My wife asked me to sum up the five most important things to teach in Sociology – and I couldn’t.

I couldn’t even do a list of twelve, or twenty. It wasn’t until later that I realized that it’s why my business cards (yes, I have them – and tend to end up using them for notes and bookmarks) have had “random synthesis” on them. It’s why my best notes in classes are arranged like a mind-map, and possibly why I’m so freaking infuriating for a lot of people to talk to.

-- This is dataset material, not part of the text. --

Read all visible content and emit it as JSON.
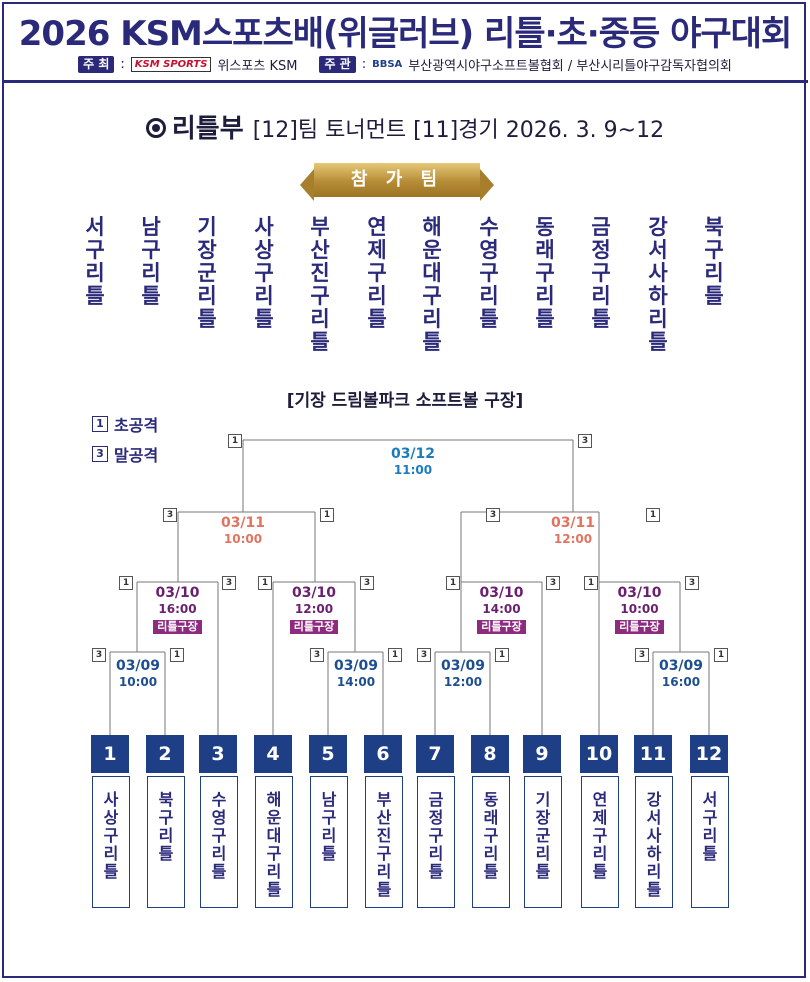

The important thing, I finally managed to tell her, was that they are able to think critically. And then you throw a bunch of information at them and force them to put it together. See what sticks, make it all relate. That informs my resource posts (for homeschoolers, parents, teachers, and just curious folks); it’s a bunch of neat and interesting things… but the value is in trying to make them relate to everything else. While I’ve found certain bits more useful or meaningful than others, that doesn’t mean they’re the key or most important parts.

It’s all related.

Maybe that’s why I’m so fond of mashups where I know the source songs. They’re frequently quite good of themselves, but it’s where they’re smashed together to make something distinctly different that really makes my day.

I’ve been told my whole life that I’m “creative”, and I used to resist it. I just put stuff together in weird and different ways, that’s all. To find that process actually has a term – and has gained popular acceptance in academia, fiction, and pop culture… well, that makes me feel all kinds of nice.

[Edit: Thank goodness I’ve gotten some sleep since I wrote this, huh?]